09.12.2021 Gastbeitrag von Felix Hambeeker Der Koalitionsvertrag der neuen Regierung Scholz als Dreier-Bündnis zwischen SPD, Bündnis 90/Die Grünen und FDP ist von vielen analysiert worden. Darin finden sich markante Maßnahmen und Vorhaben benannt, oder eben gerade nicht. Es braucht keine prophetischen Gaben um einzuschätzen, dass es schwer und schwierig bestellt sein wird für das deklamierte Motto Mehr Fortschritt wagen. Dafür und dagegen ignorieren alle drei Parteien und ihre personalen Repräsentanten zu viele Probleme und übergehen zugleich weitreichende Fragen und Widersprüchlichkeiten. So wird dem Zauber, der allem Neuen innewohne, unschwer und absehbar schnell Zentrifugales entgegenwirken.
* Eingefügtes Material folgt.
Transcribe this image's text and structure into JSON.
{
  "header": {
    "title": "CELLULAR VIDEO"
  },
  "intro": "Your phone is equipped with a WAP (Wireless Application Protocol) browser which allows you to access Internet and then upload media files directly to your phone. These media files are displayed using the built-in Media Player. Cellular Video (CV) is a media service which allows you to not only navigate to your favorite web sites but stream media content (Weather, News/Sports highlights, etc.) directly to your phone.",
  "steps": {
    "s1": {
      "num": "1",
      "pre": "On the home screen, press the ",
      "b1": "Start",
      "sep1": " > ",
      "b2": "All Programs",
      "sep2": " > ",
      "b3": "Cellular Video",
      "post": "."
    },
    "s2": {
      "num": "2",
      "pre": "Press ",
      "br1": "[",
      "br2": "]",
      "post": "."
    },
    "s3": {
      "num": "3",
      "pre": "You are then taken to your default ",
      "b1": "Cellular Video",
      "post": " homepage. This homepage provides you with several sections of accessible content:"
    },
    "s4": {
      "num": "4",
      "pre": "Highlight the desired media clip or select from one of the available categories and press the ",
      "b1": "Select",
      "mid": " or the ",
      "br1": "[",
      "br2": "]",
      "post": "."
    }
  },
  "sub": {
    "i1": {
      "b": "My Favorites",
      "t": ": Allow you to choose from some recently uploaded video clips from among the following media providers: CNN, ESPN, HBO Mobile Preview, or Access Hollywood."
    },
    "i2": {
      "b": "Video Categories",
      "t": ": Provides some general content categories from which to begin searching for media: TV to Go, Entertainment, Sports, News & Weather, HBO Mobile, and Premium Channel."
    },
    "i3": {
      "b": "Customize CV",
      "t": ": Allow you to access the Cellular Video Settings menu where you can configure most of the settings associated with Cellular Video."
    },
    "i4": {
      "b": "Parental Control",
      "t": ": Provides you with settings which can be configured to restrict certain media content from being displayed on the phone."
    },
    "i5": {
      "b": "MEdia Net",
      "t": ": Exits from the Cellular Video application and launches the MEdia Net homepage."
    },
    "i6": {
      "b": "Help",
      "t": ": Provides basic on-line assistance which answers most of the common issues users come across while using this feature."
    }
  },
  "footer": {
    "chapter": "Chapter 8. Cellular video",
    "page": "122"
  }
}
Auffallen kann zunächst die Formelhaftigkeit, mit der Kanzler Scholz seine paritätische Männer-Frauen-Crew konstituiert hat. Wie bei verschiedenen Auftritten bereits augenfällig wurde, sind die Repräsentanten der ersten Reihe trotz alledem allesamt männlich. Dass im hohen Kontrast zum Profil von Kanzler Olaf Scholz dann gleich mehrere Ministerien an Personen bar jeglicher Amts-, Behörden- und Leitungserfahrungen besetzt wurden, kann alleine schon zu kritischen Verhältnissen führen. Einen langjährigen Nimbus wie seine Vorgängerin hat der neue Bundeskanzler nicht. Ihm würde man anders als Kanzlerin Merkel die Duldung von Fehlbesetzungen, wie Andreas Scheuer als  Verkehrsminister oder Jens Spahn als Gesundheitsminister, samt deren für Steuerzahler teuren Fehlentscheidungen kaum nachsehen. Dafür werden zukünftig Milliarden Euro fehlen.

Womit die Staatsfinanzen benannt sind. Frühzeitig war bekannt, dass es keine Steuererhöhungen für Besserverdienende und nicht für die trotz Krise anwachsenden großen Vermögen geben wird. Mission accomplished für den neuen Finanzminister Christian Lindner von der FDP. Von denen, die sich erheblicher Einkommens- und Vermögenszuwächse erfreuen, ist damit kein größerer Anteil an den künftigen Finanzierungsaufgaben zu erwarten. Weiter keine Vermögenssteuer, von Finanztransaktionssteuer ist sowieso keine Rede mehr. Eine Anhebung des Spitzensteuersatzes zur Entlastung der mittleren und unteren Einkommen wird es nicht geben. Hinzu kommen Positionierung und Einfluss des zukünftigen Finanzministers, dem die Schuldenbremse angelegen ist qua neoliberalen Politik- und Wirtschaftsverständnis im Interesse der besitzenden Klasse.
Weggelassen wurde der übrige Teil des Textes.